Closed-form solutions for a number of interesting fault modes (including
multiple and mixed fault scenarios) were derived for an arbitrary size
madaline, but these involved n-dimensional integrals, where n is the
number of inputs to a neuron, which were quite complicated.  Monte Carlo
simulations were used to evaluate the probabilities of failure.
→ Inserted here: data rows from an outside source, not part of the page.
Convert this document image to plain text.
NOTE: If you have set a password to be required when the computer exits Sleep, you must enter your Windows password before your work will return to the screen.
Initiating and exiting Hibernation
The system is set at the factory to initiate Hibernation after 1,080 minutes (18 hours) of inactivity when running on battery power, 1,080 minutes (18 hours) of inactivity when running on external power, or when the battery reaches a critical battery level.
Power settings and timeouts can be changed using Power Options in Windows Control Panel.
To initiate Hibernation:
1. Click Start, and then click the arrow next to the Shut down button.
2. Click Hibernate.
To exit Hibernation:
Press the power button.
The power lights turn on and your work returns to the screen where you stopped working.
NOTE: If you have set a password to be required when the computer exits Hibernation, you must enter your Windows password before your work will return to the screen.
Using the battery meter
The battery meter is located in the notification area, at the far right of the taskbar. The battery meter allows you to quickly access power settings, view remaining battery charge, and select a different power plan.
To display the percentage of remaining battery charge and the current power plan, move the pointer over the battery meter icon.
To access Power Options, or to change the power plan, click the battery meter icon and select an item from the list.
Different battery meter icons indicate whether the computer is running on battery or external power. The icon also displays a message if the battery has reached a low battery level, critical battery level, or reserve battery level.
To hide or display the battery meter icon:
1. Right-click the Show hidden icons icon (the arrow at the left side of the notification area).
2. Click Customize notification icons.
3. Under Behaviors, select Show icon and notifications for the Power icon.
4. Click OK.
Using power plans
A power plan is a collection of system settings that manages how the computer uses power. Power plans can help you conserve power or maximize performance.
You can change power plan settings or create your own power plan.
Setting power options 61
The results indicate that errors propagate extensively in a
fully-connected network.  This means that faults that occur in early
layers are likely to cause misclassification if the Hamming distance of
the output encoding is small.  This is due to the binary nature of neuron
threshold function which is not forgiving of small input errors near the
threshold value.  Also, some assumptions were made in the thesis in order
to keep the model general (for example, the uniform distribution of an
n-dim weight vector in n-dim space), which may differ significantly for
particular instantiations.

A sparsely-connected madaline was shown to limit the propagation of
errors and thereby reduce the probability of network failure.  Of course,
this resiliency is obtained at the expense of network capacity (fewer
weights), so a larger sparse network would be required to achieve the
capacity of a fully-connected network.  After all, that's what
fault-tolerance is all about: using redundancy (more neurons) to increase
reliability.

Apart from the specific results, the basic failure model developed in the
thesis is a tool which can be used to quantitatively evaluate the
reliability of madaline networks.  Extension of the model to networks of
sigmoidal neurons has now begun.

A summary paper for publication is in preparation.  If you would like a
preprint of the paper (when complete) or the thesis (with all the gory
details, available now) send me a surface mail address.

Mark Dzwonczyk
Fault-Tolerant Systems Division
The Charles Stark Draper Laboratory

surface mail: 555 Technology Square, MS 6F
              Cambridge, MA 02139
email: mdz@draper.com


REFERENCES:

1.  Dzwonczyk, M., "Quantitative Failure Models of Feed-Forward Neural
Networks," Master of Science Thesis, MIT, February 1991.  Also available
as a C. S. Draper Laboratory technical report, CSDL-T-1068.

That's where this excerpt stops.